Bruno Viana Campos
Todo homem, mesmo que seja indiretamente, procura entender os paradigmas que regem a sociedade na qual vive. Compreendendo-os, ainda que em partes, ele terá uma visão mais profunda da realidade que o cerca. Nesse sentido, a importância de se pensar o conceito de esclarecimento – “que tem perseguido sempre o objetivo de livrar os homens do medo e investi-los na posição de senhores” (DA*, p. 17) – surge da necessidade de compreender a época em que vivemos, marcada pelo avanço do pensamento tecno-científico, que dá ao homem meios cada vez mais eficazes para a dominação da natureza, mas que, paradoxalmente, elimina, com a primazia da razão instrumental, o caráter reflexivo do próprio pensamento, reduzindo o sujeito: “O eu integralmente capturado pela civilização se reduz a um elemento dessa inumanidade, a qual a civilização desde o início procurou escapar” (DA, p. 37).

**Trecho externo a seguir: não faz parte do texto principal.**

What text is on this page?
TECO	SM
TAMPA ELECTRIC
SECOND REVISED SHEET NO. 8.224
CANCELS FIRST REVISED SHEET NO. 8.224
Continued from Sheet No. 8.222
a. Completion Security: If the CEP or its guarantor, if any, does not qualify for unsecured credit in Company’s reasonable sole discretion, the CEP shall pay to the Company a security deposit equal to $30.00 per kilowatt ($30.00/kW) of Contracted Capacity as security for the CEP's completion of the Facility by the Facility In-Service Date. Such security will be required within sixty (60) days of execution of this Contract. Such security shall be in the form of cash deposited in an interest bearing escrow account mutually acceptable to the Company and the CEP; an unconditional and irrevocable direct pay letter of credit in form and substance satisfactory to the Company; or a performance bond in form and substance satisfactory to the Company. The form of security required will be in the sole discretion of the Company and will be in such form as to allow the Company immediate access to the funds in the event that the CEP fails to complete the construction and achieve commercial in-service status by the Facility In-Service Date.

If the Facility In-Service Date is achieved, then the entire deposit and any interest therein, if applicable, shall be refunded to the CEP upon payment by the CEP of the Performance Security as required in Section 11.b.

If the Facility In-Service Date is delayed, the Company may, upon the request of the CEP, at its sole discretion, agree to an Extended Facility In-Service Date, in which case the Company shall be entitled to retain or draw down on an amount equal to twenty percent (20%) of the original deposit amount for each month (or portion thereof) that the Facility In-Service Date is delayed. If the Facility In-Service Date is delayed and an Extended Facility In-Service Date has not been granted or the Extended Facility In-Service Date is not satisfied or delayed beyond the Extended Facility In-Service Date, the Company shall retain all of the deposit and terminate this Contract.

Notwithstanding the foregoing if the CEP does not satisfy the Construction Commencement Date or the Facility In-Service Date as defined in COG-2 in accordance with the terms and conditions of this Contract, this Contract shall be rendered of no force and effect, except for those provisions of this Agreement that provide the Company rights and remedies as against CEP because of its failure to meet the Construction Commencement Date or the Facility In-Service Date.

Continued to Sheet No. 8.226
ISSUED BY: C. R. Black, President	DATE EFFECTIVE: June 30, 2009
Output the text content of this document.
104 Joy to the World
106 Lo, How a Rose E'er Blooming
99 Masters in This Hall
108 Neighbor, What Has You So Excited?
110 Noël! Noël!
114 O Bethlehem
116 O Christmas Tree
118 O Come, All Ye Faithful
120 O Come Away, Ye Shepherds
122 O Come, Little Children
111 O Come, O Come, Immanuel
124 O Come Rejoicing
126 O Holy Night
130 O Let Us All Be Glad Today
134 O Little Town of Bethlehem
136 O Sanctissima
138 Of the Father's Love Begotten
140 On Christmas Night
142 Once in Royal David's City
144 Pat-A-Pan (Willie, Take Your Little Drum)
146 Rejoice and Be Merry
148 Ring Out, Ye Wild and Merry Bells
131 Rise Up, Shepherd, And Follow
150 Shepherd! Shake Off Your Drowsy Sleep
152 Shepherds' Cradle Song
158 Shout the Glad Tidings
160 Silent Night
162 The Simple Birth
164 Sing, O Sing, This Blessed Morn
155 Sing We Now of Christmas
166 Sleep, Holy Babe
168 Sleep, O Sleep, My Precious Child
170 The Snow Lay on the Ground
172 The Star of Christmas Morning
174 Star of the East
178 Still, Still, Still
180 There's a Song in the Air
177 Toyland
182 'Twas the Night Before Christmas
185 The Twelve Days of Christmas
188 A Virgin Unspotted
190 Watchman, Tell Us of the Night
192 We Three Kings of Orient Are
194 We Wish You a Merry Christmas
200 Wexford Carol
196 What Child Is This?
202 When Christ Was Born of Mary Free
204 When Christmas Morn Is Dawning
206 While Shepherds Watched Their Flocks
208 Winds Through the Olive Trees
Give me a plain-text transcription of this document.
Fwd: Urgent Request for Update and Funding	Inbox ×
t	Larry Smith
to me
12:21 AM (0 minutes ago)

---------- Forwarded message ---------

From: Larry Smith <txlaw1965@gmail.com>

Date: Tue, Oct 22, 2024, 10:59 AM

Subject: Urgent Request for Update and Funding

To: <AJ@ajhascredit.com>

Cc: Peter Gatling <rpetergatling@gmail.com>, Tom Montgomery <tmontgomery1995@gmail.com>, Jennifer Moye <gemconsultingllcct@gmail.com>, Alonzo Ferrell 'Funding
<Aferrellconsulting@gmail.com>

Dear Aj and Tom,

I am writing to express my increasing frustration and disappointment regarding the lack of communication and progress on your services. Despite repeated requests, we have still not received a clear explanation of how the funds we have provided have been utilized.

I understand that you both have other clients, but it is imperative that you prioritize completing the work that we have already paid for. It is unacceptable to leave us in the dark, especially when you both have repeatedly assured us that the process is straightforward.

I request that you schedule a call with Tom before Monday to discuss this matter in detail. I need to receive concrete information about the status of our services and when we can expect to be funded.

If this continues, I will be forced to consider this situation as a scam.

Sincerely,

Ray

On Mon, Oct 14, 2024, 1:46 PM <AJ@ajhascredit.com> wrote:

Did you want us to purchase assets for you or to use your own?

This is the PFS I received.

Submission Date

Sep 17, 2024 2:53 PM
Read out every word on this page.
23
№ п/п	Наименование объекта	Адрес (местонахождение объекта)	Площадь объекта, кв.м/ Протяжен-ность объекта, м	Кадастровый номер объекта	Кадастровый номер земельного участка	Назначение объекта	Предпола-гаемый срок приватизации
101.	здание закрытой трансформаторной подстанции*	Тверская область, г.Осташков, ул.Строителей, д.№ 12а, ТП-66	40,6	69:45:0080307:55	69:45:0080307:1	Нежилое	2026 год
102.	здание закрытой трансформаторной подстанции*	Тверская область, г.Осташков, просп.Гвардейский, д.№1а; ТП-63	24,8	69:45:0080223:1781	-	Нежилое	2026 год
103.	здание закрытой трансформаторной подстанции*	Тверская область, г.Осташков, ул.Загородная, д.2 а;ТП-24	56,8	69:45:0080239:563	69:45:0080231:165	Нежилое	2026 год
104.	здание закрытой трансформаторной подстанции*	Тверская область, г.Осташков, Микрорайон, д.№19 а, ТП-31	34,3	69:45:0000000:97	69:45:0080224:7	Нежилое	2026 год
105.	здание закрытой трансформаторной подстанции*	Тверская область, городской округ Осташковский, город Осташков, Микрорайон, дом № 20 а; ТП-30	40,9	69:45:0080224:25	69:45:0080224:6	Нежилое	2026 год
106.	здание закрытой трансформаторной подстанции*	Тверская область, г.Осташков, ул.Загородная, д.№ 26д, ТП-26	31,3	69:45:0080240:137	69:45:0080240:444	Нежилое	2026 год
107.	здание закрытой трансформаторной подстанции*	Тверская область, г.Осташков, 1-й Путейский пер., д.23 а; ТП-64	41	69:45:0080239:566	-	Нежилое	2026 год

Com efeito, pensar como o esclarecimento se articulou resultando em tal redução do sujeito (reificação) pressupõe análises críticas das entrelinhas do processo de desenvolvimento que a humanidade desencadeou para efetivar o projeto do esclarecimento, que era, em linhas gerais, colocar o homem como descortinador do desconhecido. Por isso, para dar continuidade a esta reflexão, escolhemos os autores frankfurtianos Theodor Adorno e Max Horkheimer, pois ambos elaboraram análises críticas sobre a sociedade contemporânea, fazendo uma releitura do termo esclarecimento.
Na visão de Adorno e Horkheimer, o conceito de esclarecimento é concebido com uma acepção muito mais ampla que o termo kantiano (aufklärung). Para os referidos filósofos de Frankfurt, o esclarecimento tem o intuito, em princípio, de dominar a natureza externa (havia uma manifestação de algo desconhecido cuja explicação fugia dos parâmetros ordinários de compreensão da realidade), ou seja, as forças naturais, colocando-as a serviço do seu dominador: “No sentido mais amplo do progresso do pensamento, o esclarecimento tem perseguido sempre o objetivo de livrar os homens do medo e de investi-los na posição de senhores. […]. O programa do esclarecimento era o desencantamento do mundo.” (DA, p. 17)
Assim, para dominar a natureza externa era necessário que o homem cunhasse um método que executasse com a máxima precisão possível o programa do esclarecimento, tudo isso em prol do dominador. Com esse intuito, não era a meta principal a busca por uma verdade que deixasse margem para o desconhecido; donde a necessidade do “operation” (DA, p. 18), do procedimento eficaz.
Por isso, nos primórdios da civilização, na tentativa de explicar o mundo e torná-lo menos hostil e mais propício para a dominação (ou efetivação da autoconservação), o homem cria os mitos como uma primeira forma de desvelamento do mundo: “os mitos […] já se encontram sob o signo daquela disciplina e poder que Bacon enaltece como o objetivo a se alcançar (o progresso)” (DA, p. 20). Porém, os mitos, embora fossem úteis para explicar o mundo – além de já serem produto do próprio pensamento, ou melhor, do esclarecimento – ainda não conseguiam eliminar por completo o medo dos homens (os mitos deixavam margem para o desconhecido), pois “do medo o homem presume estar livre quando não há nada mais de desconhecido”(DA, p. 26).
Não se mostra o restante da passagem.